SCALED AND ECOLOGICAL PERSPECTIVES FOR GROUNDWATER SURFACE WATER INTERACTIONS IN TWO NORTH AMERICAN DESERTS (Invited Presentation)
Desert springs are small, and most are isolated from other aquatic systems, where their size and use as primary sources for rural water have led to a belief that they are ecologically unimportant. Their importance to riparian systems, rare aquatic life, and wildlife have been increasingly recognized, and this has occurred while reliance on groundwater for municipal and urban economies is burgeoning and spring systems are increasingly threatened. Unfortunately, spring ecology is in its infancy and there is little information to respond to these challenges. Our work in Great Basin and Mojave Desert springs provides insight into their ecology, and links to groundwater hydrology.
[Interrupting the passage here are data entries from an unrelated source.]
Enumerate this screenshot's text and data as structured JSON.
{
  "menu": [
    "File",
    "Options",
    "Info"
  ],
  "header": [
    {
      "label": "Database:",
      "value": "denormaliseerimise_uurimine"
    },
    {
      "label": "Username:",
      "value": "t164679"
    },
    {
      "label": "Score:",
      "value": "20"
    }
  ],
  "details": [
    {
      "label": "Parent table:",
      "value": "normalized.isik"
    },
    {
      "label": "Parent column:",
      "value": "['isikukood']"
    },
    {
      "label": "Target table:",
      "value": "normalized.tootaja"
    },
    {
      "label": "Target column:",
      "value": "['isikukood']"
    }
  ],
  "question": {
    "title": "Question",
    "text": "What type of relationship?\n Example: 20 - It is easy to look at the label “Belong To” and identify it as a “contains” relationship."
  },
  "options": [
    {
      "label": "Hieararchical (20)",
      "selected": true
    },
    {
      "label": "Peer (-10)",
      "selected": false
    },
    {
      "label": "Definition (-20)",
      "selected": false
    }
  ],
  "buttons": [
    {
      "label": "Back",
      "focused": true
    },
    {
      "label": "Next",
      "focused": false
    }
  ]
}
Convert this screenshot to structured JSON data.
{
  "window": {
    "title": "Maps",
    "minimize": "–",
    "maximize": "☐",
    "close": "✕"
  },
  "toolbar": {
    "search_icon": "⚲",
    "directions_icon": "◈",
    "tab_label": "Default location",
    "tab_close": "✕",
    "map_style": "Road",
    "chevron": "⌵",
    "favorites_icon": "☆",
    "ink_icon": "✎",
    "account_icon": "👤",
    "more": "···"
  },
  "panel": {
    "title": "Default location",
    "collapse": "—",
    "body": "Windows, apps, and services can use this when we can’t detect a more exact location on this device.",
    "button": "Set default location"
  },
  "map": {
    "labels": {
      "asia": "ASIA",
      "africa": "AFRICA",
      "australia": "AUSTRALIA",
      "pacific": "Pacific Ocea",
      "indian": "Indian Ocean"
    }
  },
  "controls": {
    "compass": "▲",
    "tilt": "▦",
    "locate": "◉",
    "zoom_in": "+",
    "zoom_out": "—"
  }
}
We examined spatial variability in benthic macroinvertebrate (BMI) communities in spring systems as indicators of hydrogeology in a western Great Basin valley and in springs scattered throughout the Great Basin and Mojave Desert. Within the valley, communities varied in association with geology and groundwater geochemistry (primarily Ca:Na and other major ions). Patterns were also found across these deserts where BMI communities varied in context of aquifer provenance, landscape associations, and flow pathways, which also reflected geochemical characteristics of groundwater. These findings suggest an extraordinary linkage between aquatic ecology and groundwater geochemistry in these deserts. Further studies are needed to more fully understand spatial variability and the importance of scale to assessment. However, it is apparent that integrating these disciplines can provide important information to design monitoring and conservation programs, and to begin quantifying an interdisciplinary definition of sustainable levels of groundwater use.